Oilsands See Technology as Saviour From Environmental Dilemma

Anthony Vaccaro

Anthony Vaccaro

Swollen government coffers and generous earnings for investors and workers alike make any talk of slowing down development at Alberta’s oilsands seem absurd.

But as production generates more dollars than ever, there is a growing clamor to do just that.

The debate stems from the simple and inescapable fact that more oil production in the region means more greenhouse gas emissions.

Last year, Canada produced roughly 781 megatonnes of greenhouse gases, and will miss its Kyoto target of cutting them to 563 megatonnes by 2012.

Making up roughly 47% of Canadian emissions between 2003 and 2010, the oilsands are the single largest contributor to the missed target.

The country’s ruling Conservative Party took a second shot recently at devising an environmental policy to tackle the issue — its first attempt was criticized for setting targets too far in the future. The new policy targets a 20% reduction in greenhouse gas emissions by 2020.

It also lays the groundwork for emissions trading, and within three years aims to reverse the steady upward climb of emissions.

But even if the new plan hits its own targets, Canada will still emit 630 megatonnes a year by 2020.

And the new limits are based on the intensity of emissions per unit of production, rather than a hard cap on total emissions, so the possibility remains that total emissions could go up further.

The difficult task of curtailing emissions without curbing the economic boom has companies, government and citizens pinning their hopes on new technology.

Producing crude oil from the oilsands in Alberta is more energy intensive than it is at traditional projects in other parts of the world.

Not only are the massive digging and hauling machines not fuel efficient, but refining and welling technologies require roughly 30 cubic metres of natural gas per barrel of recovered oil.

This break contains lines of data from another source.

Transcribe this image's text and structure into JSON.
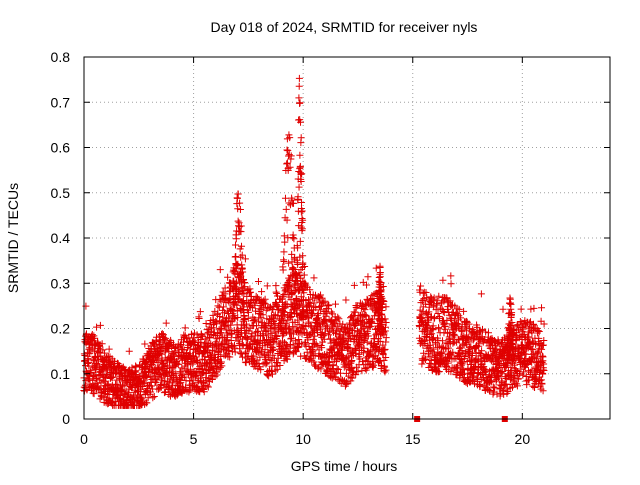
{
  "chart_data": {
    "type": "scatter",
    "title": "Day 018 of 2024, SRMTID for receiver nyls",
    "xlabel": "GPS time / hours",
    "ylabel": "SRMTID / TECUs",
    "xlim": [
      0,
      24
    ],
    "ylim": [
      0,
      0.8
    ],
    "xticks": [
      "0",
      "5",
      "10",
      "15",
      "20"
    ],
    "yticks": [
      "0",
      "0.1",
      "0.2",
      "0.3",
      "0.4",
      "0.5",
      "0.6",
      "0.7",
      "0.8"
    ],
    "grid": true,
    "marker": "+",
    "color": "#e00000",
    "profile_hours": [
      0,
      0.3,
      0.6,
      1.0,
      1.5,
      2.0,
      2.5,
      3.0,
      3.5,
      4.0,
      4.5,
      5.0,
      5.5,
      6.0,
      6.5,
      7.0,
      7.5,
      8.0,
      8.5,
      9.0,
      9.5,
      10.0,
      10.5,
      11.0,
      11.5,
      12.0,
      12.5,
      13.0,
      13.5,
      13.8,
      15.3,
      15.6,
      16.0,
      16.5,
      17.0,
      17.5,
      18.0,
      18.5,
      19.0,
      19.5,
      20.0,
      20.5,
      21.0
    ],
    "profile_tecu": [
      0.12,
      0.13,
      0.11,
      0.09,
      0.07,
      0.06,
      0.07,
      0.1,
      0.13,
      0.11,
      0.12,
      0.13,
      0.12,
      0.17,
      0.22,
      0.25,
      0.2,
      0.19,
      0.17,
      0.2,
      0.24,
      0.22,
      0.2,
      0.18,
      0.16,
      0.14,
      0.18,
      0.19,
      0.2,
      0.17,
      0.21,
      0.2,
      0.18,
      0.19,
      0.17,
      0.15,
      0.14,
      0.12,
      0.11,
      0.13,
      0.15,
      0.14,
      0.12
    ],
    "spikes": [
      {
        "start_hour": 6.8,
        "end_hour": 7.3,
        "peak_tecu": 0.51
      },
      {
        "start_hour": 9.0,
        "end_hour": 9.7,
        "peak_tecu": 0.65
      },
      {
        "start_hour": 9.7,
        "end_hour": 10.0,
        "peak_tecu": 0.77
      },
      {
        "start_hour": 13.4,
        "end_hour": 13.6,
        "peak_tecu": 0.34
      },
      {
        "start_hour": 19.3,
        "end_hour": 19.6,
        "peak_tecu": 0.27
      }
    ],
    "gap_markers": [
      {
        "hour": 15.2,
        "tecu": 0
      },
      {
        "hour": 19.2,
        "tecu": 0
      }
    ]
  }
}
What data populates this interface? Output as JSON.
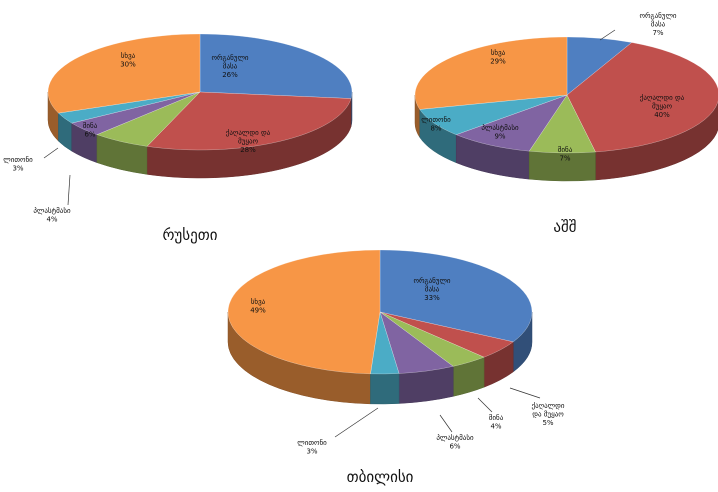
{
  "chart_data": [
    {
      "type": "pie",
      "title": "რუსეთი",
      "categories": [
        "ორგანული მასა",
        "ქაღალდი და მუყაო",
        "მინა",
        "პლასტმასი",
        "ლითონი",
        "სხვა"
      ],
      "values": [
        26,
        28,
        6,
        4,
        3,
        30
      ],
      "labels": [
        "ორგანული\nმასა\n26%",
        "ქაღალდი და\nმუყაო\n28%",
        "მინა\n6%",
        "პლასტმასი\n4%",
        "ლითონი\n3%",
        "სხვა\n30%"
      ],
      "colors": [
        "#4f7fc1",
        "#c0504d",
        "#9bbb59",
        "#8064a2",
        "#4bacc6",
        "#f79646"
      ]
    },
    {
      "type": "pie",
      "title": "აშშ",
      "categories": [
        "ორგანული მასა",
        "ქაღალდი და მუყაო",
        "მინა",
        "პლასტმასი",
        "ლითონი",
        "სხვა"
      ],
      "values": [
        7,
        40,
        7,
        9,
        8,
        29
      ],
      "labels": [
        "ორგანული\nმასა\n7%",
        "ქაღალდი და\nმუყაო\n40%",
        "მინა\n7%",
        "პლასტმასი\n9%",
        "ლითონი\n8%",
        "სხვა\n29%"
      ],
      "colors": [
        "#4f7fc1",
        "#c0504d",
        "#9bbb59",
        "#8064a2",
        "#4bacc6",
        "#f79646"
      ]
    },
    {
      "type": "pie",
      "title": "თბილისი",
      "categories": [
        "ორგანული მასა",
        "ქაღალდი და მუყაო",
        "მინა",
        "პლასტმასი",
        "ლითონი",
        "სხვა"
      ],
      "values": [
        33,
        5,
        4,
        6,
        3,
        49
      ],
      "labels": [
        "ორგანული\nმასა\n33%",
        "ქაღალდი\nდა მუყაო\n5%",
        "მინა\n4%",
        "პლასტმასი\n6%",
        "ლითონი\n3%",
        "სხვა\n49%"
      ],
      "colors": [
        "#4f7fc1",
        "#c0504d",
        "#9bbb59",
        "#8064a2",
        "#4bacc6",
        "#f79646"
      ]
    }
  ]
}
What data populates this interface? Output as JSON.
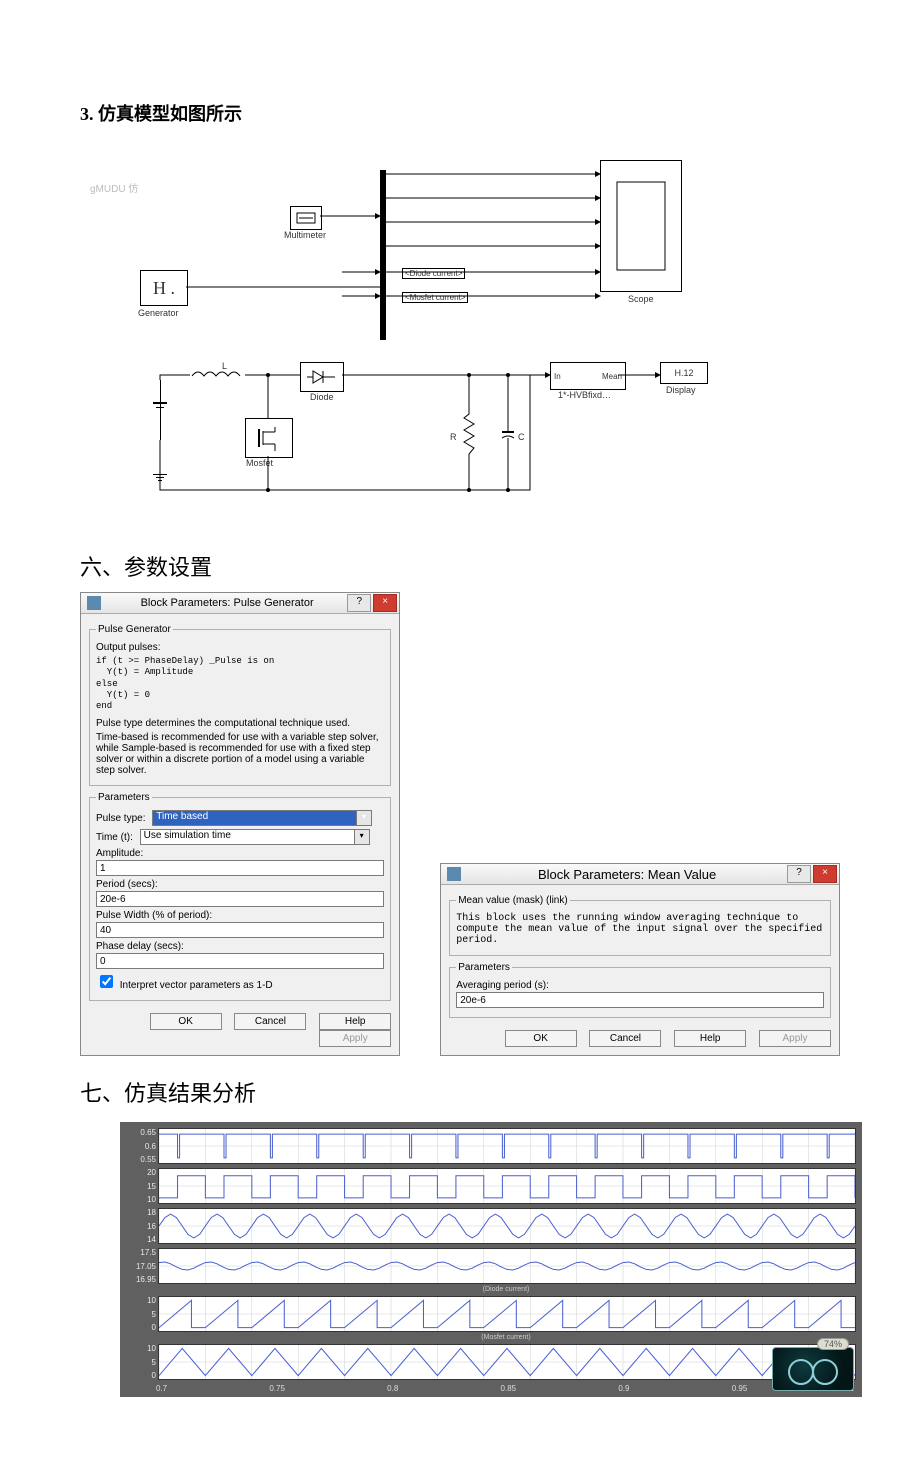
{
  "headings": {
    "model": "3. 仿真模型如图所示",
    "params": "六、参数设置",
    "results": "七、仿真结果分析"
  },
  "simulink": {
    "watermark": "gMUDU 仿",
    "blocks": {
      "generator": {
        "label": "Generator",
        "glyph": "H ."
      },
      "multimeter": {
        "label": "Multimeter"
      },
      "diode": {
        "label": "Diode"
      },
      "mosfet": {
        "label": "Mosfet"
      },
      "mean": {
        "label": "1*-HVBfixd…",
        "in": "In",
        "out": "Mean"
      },
      "display": {
        "label": "Display",
        "value": "H.12"
      },
      "scope": {
        "label": "Scope"
      },
      "L": {
        "label": "L"
      },
      "R": {
        "label": "R"
      },
      "C": {
        "label": "C"
      }
    },
    "signal_labels": {
      "diode_current": "<Diode current>",
      "mosfet_current": "<Mosfet current>"
    },
    "colors": {
      "wire": "#000000",
      "block_border": "#000000",
      "bg": "#ffffff"
    }
  },
  "pulse_dialog": {
    "title": "Block Parameters: Pulse Generator",
    "group_top_title": "Pulse Generator",
    "output_label": "Output pulses:",
    "code": "if (t >= PhaseDelay) _Pulse is on\n  Y(t) = Amplitude\nelse\n  Y(t) = 0\nend",
    "desc1": "Pulse type determines the computational technique used.",
    "desc2": "Time-based is recommended for use with a variable step solver, while Sample-based is recommended for use with a fixed step solver or within a discrete portion of a model using a variable step solver.",
    "params_legend": "Parameters",
    "fields": {
      "pulse_type": {
        "label": "Pulse type:",
        "value": "Time based"
      },
      "time": {
        "label": "Time (t):",
        "value": "Use simulation time"
      },
      "amplitude": {
        "label": "Amplitude:",
        "value": "1"
      },
      "period": {
        "label": "Period (secs):",
        "value": "20e-6"
      },
      "pulse_width": {
        "label": "Pulse Width (% of period):",
        "value": "40"
      },
      "phase_delay": {
        "label": "Phase delay (secs):",
        "value": "0"
      }
    },
    "checkbox_label": "Interpret vector parameters as 1-D",
    "checkbox_checked": true,
    "buttons": {
      "ok": "OK",
      "cancel": "Cancel",
      "help": "Help",
      "apply": "Apply"
    }
  },
  "mean_dialog": {
    "title": "Block Parameters: Mean Value",
    "group_top_title": "Mean value (mask) (link)",
    "desc": "This block uses the running window averaging technique to compute the mean value of the input signal over the specified period.",
    "params_legend": "Parameters",
    "fields": {
      "avg_period": {
        "label": "Averaging period (s):",
        "value": "20e-6"
      }
    },
    "buttons": {
      "ok": "OK",
      "cancel": "Cancel",
      "help": "Help",
      "apply": "Apply"
    }
  },
  "scope": {
    "bg_color": "#606060",
    "plot_bg": "#ffffff",
    "trace_color": "#4a5fd0",
    "grid_color": "#cfcfcf",
    "time_ticks": [
      "0.7",
      "0.75",
      "0.8",
      "0.85",
      "0.9",
      "0.95",
      "1"
    ],
    "time_range": [
      0.7,
      1.0
    ],
    "cycles": 15,
    "panels": [
      {
        "yticks": [
          "0.65",
          "0.6",
          "0.55"
        ],
        "shape": "square_high",
        "caption": ""
      },
      {
        "yticks": [
          "20",
          "15",
          "10"
        ],
        "shape": "square_step",
        "caption": ""
      },
      {
        "yticks": [
          "18",
          "16",
          "14"
        ],
        "shape": "ripple",
        "caption": ""
      },
      {
        "yticks": [
          "17.5",
          "17.05",
          "16.95"
        ],
        "shape": "small_ripple",
        "caption": "(Diode current)"
      },
      {
        "yticks": [
          "10",
          "5",
          "0"
        ],
        "shape": "saw_right",
        "caption": "(Mosfet current)"
      },
      {
        "yticks": [
          "10",
          "5",
          "0"
        ],
        "shape": "triangle",
        "caption": ""
      }
    ],
    "thumb_badge": "74%"
  }
}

The net effect, according to the Fort McMurray-based Oilsands Discovery Centre, is that producing a barrel of oil from the oilsands releases three times more greenhouse gases than it does from conventional sources.

While varying strategies are being looked at to deal with the problem — including using nuclear power to generate energy — the potential of carbon capture storage (CCS) technology is establishing itself as the favourite among executives in the oilpatch.

Put simply, CCS involves separating carbon dioxide from power sources such as coal-fired power plants, and transporting it by pipeline to a storage site where it is injected into a geological formation suitable for long-term isolation.

And while the process may sound uncomplicated, the technology currently suffers from burdensome cash cost projections.

Most of those costs — roughly 90% — are tied to the actual capture of the carbon dioxide, which requires energy. Capturing CO2 requires using 10% to 40% more energy from the same power plant that emissions are being captured from.

A 2005 report from the Intergovernmental Panel on Climate Change estimated that capturing, transporting and storing carbon dioxide from a new gas or coal-fired plant would increase the cost of the electricity at the plant by between 37% and 91%.

But the report cautioned that because there is so little commercial experience with CCS, the cost estimates are “highly uncertain.”

The industry, however, is hoping that such costs can be mitigated by reusing captured carbon dioxide to improve oil recovery in Central Alberta, where there are large, depleted conventional oil and gas reservoirs.

Injecting carbon dioxide under high pressure in oil reservoirs can push up oil that would otherwise be left behind.

The process has been used successfully by EnCana (ECA-T, ECA-N) at its Weyburn oilfield in southeastern Saskatchewan. The company began injecting carbon dioxide piped in from a coal plant in North Dakota back in 2000. It is currently one of the world’s largest greenhouse gas sequestration projects.

More importantly to the company’s bottom line, it estimates that CO2 injection will improve oil recovery by 50%, helping to produce roughly 130 million barrels of oil over the next 30 years.

Another big player on the sands — Suncor Energy (SU-T, SU-N) — says CCS is on its radar, as well.

“We see carbon capture and sequestration as the main greenhouse gas emission reduction measure for Suncor and the oil and gas industry in general,” said Gordon Lambert, vice-president of sustainable development at Suncor in a recent interview with the Caiteur Group.

Underlining the optimism of companies like Suncor is a recently released report from the Alberta-based Pembina Institute that estimated reasonably low costs for reducing greenhouse gas emissions from the oilsands.

The report pegged the cost to get to a level of no net emissions at US$1.76 to US$13.65 per barrel, depending upon the operating scenario — not nearly as burdensome as some onlookers had believed it would be. The report recommended using a variety of solutions including CCS, as well as energy efficiency, fuel switching, and carbon offsets.